While in September 1998, a scientific study posted in the Los Angeles Times concluded that:
“Most of the population of modern China–one fifth of all the people living today–owes its genetic origins to Africa.”
So there is little doubt that in the early ages of China a Black presence was prevalent. Now what of African presence in the great civilizations of China?
Le Tigresse is by far the most spectacular of such vessels.

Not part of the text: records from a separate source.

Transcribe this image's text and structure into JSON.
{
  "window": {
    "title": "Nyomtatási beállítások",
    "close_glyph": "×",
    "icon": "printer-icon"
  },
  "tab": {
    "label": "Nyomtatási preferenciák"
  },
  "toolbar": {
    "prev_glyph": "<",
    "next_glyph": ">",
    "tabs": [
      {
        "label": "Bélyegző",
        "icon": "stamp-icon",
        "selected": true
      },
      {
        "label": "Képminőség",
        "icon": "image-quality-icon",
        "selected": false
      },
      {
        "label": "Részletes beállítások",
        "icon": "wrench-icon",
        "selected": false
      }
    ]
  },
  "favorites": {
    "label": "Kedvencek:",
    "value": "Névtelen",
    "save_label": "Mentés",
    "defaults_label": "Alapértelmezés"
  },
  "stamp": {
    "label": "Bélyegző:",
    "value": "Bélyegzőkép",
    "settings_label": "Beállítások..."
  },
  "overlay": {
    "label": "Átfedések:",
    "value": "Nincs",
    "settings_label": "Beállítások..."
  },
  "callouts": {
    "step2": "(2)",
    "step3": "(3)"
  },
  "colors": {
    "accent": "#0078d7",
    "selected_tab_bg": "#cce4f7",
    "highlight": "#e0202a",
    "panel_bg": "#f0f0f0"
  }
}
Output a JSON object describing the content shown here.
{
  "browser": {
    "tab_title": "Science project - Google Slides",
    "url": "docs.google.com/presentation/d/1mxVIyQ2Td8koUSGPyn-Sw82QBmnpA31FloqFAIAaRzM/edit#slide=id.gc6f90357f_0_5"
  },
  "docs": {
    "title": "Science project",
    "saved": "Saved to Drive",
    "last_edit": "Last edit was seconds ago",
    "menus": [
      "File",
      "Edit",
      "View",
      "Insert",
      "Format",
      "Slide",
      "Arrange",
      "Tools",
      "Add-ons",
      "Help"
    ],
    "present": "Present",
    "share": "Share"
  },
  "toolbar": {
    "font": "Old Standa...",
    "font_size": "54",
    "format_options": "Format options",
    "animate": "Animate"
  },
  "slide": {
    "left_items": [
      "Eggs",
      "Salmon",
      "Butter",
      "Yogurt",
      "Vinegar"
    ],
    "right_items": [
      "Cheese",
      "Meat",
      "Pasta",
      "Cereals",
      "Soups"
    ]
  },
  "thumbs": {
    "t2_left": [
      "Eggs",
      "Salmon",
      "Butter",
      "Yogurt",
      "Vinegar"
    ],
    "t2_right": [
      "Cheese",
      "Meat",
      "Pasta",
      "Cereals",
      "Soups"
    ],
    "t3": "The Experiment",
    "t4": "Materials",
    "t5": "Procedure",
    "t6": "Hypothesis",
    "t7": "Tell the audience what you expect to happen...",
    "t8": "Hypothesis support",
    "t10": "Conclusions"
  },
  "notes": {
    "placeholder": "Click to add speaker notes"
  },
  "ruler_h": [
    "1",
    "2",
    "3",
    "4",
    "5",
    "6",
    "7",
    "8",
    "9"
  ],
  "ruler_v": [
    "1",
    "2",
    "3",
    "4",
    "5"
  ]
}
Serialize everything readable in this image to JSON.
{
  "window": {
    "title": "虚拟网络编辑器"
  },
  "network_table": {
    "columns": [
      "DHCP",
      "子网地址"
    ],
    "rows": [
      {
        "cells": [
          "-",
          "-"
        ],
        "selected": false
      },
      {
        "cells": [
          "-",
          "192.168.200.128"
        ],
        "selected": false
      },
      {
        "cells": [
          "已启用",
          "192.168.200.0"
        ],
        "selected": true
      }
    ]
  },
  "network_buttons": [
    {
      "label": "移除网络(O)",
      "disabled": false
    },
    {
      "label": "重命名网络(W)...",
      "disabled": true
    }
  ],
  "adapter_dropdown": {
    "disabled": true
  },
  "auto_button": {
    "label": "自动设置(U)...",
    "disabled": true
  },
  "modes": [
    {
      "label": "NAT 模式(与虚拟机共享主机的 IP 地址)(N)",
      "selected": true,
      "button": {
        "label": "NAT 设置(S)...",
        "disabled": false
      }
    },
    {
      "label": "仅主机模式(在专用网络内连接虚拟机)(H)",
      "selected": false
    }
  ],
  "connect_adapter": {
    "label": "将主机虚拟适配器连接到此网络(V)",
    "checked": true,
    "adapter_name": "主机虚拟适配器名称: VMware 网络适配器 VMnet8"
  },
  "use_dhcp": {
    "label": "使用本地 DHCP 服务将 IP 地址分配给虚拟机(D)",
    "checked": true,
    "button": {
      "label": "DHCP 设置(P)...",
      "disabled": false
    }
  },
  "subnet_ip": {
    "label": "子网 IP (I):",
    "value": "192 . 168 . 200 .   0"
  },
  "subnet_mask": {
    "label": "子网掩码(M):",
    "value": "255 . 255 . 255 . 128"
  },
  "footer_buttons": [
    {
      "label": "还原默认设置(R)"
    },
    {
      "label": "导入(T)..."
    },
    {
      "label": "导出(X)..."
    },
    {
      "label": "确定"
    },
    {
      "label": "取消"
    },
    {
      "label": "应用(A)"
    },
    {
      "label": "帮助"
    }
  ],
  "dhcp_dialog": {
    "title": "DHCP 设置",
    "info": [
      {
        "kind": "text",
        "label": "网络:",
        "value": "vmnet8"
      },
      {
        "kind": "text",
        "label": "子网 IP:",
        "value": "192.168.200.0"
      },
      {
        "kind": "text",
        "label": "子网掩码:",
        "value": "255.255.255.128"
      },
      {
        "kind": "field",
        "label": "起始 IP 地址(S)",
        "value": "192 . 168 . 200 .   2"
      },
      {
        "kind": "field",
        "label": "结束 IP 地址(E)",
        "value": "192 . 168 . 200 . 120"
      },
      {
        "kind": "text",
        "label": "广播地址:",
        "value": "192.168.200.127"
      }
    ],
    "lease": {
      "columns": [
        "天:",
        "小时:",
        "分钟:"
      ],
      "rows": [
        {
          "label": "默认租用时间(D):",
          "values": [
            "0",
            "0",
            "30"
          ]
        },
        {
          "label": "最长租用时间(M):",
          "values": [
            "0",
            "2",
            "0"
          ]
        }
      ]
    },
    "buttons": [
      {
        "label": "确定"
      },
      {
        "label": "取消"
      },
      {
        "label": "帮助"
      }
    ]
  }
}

Le Tigresse is from the late Shang Dynasty period, about 1250 B.C.E. It is from Hunan Province and measures about two feet high. The vessel was intended to hold fermented beverages and is unquestionably the most famous and splendid object in the Cernuschi Museum. The vessel depicts a feline, a tigress with an open mouth, holding a small human in a close embrace with its front paws. For years I had thought of the small human figure as a child. But on closer inspection it appears that it may well be an adult. Is it a Diminutive Africoid? Whether adult or child, the features are clearly Africoid and may well be a depiction of one of the Diminutive Africoid types associated with early China, protected in the powerful embrace of a tigress.